Le prochain docteur à qui il parla avait environ trente ans de moins que le précédent et ne l'énerva pas immédiatement. Dieu merci pour ce remplacement.

"Comment c'était de voir vos amis ?"

"Bizarre." il répondit sincèrement. "Je veux dire, bizarre parce qu'ils ont agi de manière si normale. Et rien dans tout ça est putain de normal."

"Vous vous entraînez pour être des héros. Vos vies ne seront pas normales."
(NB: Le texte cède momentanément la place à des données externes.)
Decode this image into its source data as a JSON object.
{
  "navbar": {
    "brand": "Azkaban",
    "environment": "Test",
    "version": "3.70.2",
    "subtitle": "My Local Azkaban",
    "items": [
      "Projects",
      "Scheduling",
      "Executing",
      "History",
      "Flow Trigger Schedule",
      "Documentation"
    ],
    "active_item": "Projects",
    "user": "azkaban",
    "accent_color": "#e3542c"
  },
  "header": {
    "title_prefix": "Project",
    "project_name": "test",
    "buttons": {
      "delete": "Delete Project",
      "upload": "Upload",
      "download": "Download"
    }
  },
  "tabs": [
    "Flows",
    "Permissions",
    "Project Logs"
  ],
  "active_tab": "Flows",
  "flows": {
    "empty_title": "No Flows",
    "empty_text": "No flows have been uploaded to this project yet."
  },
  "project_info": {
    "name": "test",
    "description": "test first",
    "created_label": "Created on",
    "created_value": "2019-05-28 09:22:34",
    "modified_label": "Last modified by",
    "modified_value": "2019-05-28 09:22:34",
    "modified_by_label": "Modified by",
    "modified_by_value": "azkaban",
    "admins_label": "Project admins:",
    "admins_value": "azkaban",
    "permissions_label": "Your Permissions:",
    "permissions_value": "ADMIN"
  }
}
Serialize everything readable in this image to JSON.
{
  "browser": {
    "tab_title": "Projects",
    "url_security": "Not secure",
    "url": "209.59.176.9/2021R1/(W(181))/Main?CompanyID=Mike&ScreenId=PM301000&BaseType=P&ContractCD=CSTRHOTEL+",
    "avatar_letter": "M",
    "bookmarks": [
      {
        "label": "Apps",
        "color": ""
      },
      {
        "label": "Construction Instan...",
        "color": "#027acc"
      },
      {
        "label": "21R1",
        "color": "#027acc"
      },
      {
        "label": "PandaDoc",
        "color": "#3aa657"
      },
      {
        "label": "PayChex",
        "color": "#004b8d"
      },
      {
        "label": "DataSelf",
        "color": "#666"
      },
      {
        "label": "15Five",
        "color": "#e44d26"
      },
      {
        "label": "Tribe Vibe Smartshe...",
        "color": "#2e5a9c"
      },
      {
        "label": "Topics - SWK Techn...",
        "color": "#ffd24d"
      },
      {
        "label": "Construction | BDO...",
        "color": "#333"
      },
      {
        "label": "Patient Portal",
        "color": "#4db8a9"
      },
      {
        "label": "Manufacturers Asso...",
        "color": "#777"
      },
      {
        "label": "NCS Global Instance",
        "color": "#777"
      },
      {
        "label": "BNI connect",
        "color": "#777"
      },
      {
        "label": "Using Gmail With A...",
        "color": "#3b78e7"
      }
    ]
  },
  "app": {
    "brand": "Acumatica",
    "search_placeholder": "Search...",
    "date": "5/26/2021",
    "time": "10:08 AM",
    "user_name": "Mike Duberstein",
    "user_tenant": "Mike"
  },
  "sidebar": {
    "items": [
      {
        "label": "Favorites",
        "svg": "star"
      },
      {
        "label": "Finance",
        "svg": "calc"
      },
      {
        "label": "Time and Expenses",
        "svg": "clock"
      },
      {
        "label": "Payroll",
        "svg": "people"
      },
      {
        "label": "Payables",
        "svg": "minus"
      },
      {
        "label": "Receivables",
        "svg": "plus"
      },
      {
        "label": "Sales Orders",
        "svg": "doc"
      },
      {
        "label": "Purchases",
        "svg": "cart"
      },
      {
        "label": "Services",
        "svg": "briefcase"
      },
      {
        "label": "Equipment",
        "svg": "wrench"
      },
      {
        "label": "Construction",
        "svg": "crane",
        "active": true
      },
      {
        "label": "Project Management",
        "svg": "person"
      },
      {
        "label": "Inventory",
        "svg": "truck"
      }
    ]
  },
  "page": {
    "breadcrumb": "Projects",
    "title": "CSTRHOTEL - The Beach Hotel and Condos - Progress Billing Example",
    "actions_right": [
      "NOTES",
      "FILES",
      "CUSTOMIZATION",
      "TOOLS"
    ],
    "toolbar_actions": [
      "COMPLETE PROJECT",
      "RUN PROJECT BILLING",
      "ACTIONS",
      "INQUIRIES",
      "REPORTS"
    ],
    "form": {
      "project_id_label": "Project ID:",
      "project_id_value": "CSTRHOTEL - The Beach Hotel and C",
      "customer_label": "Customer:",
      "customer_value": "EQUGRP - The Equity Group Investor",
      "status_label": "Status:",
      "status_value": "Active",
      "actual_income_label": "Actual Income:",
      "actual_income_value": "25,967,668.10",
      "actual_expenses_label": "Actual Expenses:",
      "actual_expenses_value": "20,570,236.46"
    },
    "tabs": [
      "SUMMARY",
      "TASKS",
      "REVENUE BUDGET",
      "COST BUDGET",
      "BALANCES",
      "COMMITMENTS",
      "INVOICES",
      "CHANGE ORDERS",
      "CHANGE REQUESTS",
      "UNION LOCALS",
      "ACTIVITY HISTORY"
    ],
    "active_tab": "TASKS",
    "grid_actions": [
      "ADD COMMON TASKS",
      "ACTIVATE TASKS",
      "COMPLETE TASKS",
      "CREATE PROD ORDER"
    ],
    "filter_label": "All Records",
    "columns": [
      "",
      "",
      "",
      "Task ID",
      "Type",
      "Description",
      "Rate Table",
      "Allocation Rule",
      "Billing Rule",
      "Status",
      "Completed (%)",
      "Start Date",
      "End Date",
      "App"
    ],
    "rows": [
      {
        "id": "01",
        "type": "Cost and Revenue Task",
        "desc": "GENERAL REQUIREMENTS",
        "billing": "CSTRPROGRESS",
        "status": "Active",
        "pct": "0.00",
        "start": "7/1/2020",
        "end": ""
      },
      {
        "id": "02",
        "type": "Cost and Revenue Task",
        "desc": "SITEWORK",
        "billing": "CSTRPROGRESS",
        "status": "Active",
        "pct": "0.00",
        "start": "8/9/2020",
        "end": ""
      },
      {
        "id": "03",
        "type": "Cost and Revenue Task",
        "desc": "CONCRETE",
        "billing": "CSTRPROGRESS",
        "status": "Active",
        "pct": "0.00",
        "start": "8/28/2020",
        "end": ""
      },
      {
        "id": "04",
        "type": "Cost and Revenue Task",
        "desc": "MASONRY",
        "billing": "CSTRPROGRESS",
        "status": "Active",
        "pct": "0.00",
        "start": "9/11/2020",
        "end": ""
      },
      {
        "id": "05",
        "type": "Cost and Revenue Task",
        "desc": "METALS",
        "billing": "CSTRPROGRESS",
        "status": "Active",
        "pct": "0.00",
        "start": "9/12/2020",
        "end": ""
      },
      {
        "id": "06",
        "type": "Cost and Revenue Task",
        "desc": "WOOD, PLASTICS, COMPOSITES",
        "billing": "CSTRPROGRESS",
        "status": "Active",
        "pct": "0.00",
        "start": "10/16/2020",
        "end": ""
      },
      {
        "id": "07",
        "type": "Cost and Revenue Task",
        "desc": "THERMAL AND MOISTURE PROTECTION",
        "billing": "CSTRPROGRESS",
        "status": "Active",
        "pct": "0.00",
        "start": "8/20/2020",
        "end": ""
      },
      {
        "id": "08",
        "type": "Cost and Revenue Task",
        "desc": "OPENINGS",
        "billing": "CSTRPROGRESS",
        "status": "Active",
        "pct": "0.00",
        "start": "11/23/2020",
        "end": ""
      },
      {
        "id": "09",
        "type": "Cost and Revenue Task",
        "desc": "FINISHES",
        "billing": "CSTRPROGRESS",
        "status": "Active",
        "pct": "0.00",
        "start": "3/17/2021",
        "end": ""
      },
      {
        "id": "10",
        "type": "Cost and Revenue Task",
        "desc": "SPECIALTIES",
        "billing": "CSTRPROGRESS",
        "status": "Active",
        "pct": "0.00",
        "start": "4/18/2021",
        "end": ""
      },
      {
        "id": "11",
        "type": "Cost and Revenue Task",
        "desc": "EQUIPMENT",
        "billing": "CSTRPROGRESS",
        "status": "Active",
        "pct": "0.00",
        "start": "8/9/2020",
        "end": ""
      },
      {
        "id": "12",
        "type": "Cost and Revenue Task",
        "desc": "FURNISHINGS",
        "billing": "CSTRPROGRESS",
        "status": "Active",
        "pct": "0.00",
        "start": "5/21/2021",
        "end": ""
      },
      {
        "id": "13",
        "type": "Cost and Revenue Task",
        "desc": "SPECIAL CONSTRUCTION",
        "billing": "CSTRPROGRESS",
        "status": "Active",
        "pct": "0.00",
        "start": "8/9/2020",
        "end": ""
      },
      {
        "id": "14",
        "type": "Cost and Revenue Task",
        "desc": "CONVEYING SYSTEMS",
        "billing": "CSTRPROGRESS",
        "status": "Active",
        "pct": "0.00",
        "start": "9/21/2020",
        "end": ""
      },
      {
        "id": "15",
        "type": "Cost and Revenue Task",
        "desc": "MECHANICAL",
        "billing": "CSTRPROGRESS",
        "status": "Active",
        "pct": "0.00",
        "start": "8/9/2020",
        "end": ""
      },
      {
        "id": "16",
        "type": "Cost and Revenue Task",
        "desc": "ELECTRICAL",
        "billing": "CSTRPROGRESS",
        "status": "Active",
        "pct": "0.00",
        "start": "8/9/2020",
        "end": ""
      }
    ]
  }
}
"Ouais, mais quand on passe en revue toutes ces conneries sur les victimes, on est pas censé parler de moi."

"Pourquoi pas ?"

"Parce que je suis censé être l'un des héros !" Il leva les yeux au ciel.

"Pourquoi ne pouvez-vous pas être les deux ?"

Ce n'était pas le point de vue avec lequel il avait l'habitude de discuter et ça le déconcerta. La plupart des gens essayaient de le convaincre de ne pas se considérer comme une victime et il avait essayé de le faire.

"Tout ceci n'est qu'un aspect de votre vie, Katsuki." elle expliqua. "Les gens peuvent être plus d'une chose à la fois. C'est le cas pour la plupart. Je suis une ancienne escorte, une plongeuse sous-marine et la mère d'un enfant de deux ans. Je suis à la fois un médecin agréé et un patient atteint d'un cancer en rémission. Vous êtes une victime d'abus, mais aussi un héros en devenir."

D'accord, peut-être qu'il ne détestait pas tous les psychiatres.

"Mon collègue m'a rapporté que vous n'aviez pas bien réagi lorsqu'il a suggéré des médicaments. Puis-je demander pourquoi ?"

"Les médecins veulent toujours me droguer pour me faire taire, c'est énervant." il cracha. "En plus, c'est un putain de connard."

"Historiquement, ce que vous venez d'énoncer a été l'un des échecs majeurs de mon métier." elle reconnut. "Trop d'importance a été mis sur la gestion des patients qui agissaient de manière incontrôlable plutôt que sur le traitement de la maladie sous-jacente. J'aimerais vous parler des médicaments que je vous recommande, si vous voulez bien l'entendre."

"...Très bien."

"Les traitements les plus courants contre la dépression sont les ISRS. Ils ne fonctionnent pas pour tout le monde, mais nous les essayons généralement en premier parce que les effets secondaires sont très légers. Ce n'est pas quelque chose qui vous endort ou vous rend groggy, ça fonctionne lentement et avec le temps. Je pense que la sertraline serait un bon premier essai parce que vous luttez aussi beaucoup contre l'anxiété."

Il restait sceptique, mais il hocha tout de même la tête.

"L'autre chose que je voudrais vous recommander est la benzodiazépine. Celui-ci est un genre de sédatif dont je suis contre l'utilisation continue, mais j'aimerais vous donner quelques comprimés d'alprazolam à conserver sur vous pour que vous puissiez en prendre lorsque vous avez une crise de panique."

Ça… semblait raisonnable. Probablement mieux que de boire et de se brûler, en tout cas.

"La dernière chose que je pense qu'il serait bon d'essayer, c'est la prazosine. Il a été démontré qu'elle soulage les cauchemars causés par les SSPT, ainsi que certains des autres symptômes quotidiens, comme le fait de se sentir constamment nerveux."

"Je peux juste les essayer ?" il demanda avec méfiance.

"Absolument." elle promit. "Vous pouvez arrêter quand vous le voulez l'alprazolam et la prazosine. Pour la sertraline, vous pouvez le faire pendant que vous prenez la dose de début de traitement, mais si vous atteignez une dose plus élevée, vous devrez la diminuer progressivement avant d'arrêter de la prendre. Ça vous semble bien ?"

C'était son choix. Il pouvait s'arrêter s'il le voulait.

"D'accord."


•* Les Colons de Cautane : jeux de société.